Jamaican Callaloo with Saltfish
🇯🇲 Jamaica
Ingredients
- 688 g callaloo (2 bunches)
- 445 g saltfish (cod), boneless/skinless if available
- 3/4 small red bell pepper, diced
- 1 small onion, chopped
- 2 garlic cloves, crushed
- 2 scallions, chopped
- 4 sprigs thyme
- 1 small tomato, diced
- 1/4 scotch bonnet pepper, seeded and finely chopped
- 1/4 tsp black pepper
- 3 tbsp cooking oil
- salt, to taste (optional)
Steps
- Rinse the saltfish to remove excess salt, then boil in fresh water for 15-20 minutes. For extra desalting, soak the fish for at least 2 hours or overnight beforehand.
- Rinse the boiled saltfish in cold water to cool. If not using boneless/skinless fish, remove scales and bones, then shred the fish and set aside.
- Heat cooking oil in a saucepan over medium heat.

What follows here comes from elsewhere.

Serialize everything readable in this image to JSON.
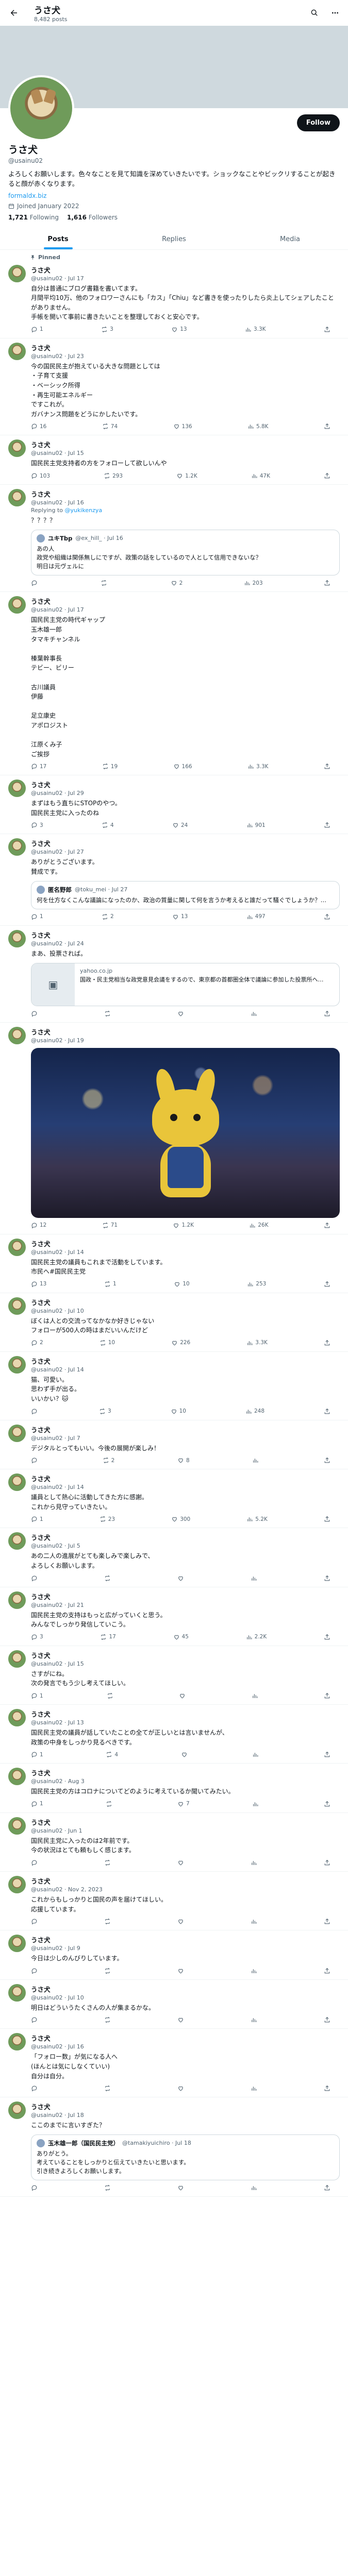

- Add thyme, onion, garlic, scotch bonnet pepper, bell pepper, and tomato. Sauté for 3-4 minutes until vegetables soften.
- Add the shredded saltfish and cook for about 3 more minutes.
- Stir in the chopped callaloo, cover the pot, reduce heat to low, and let steam for about 10 minutes until the callaloo is cooked.
- Season with black pepper and salt if desired. Serve immediately.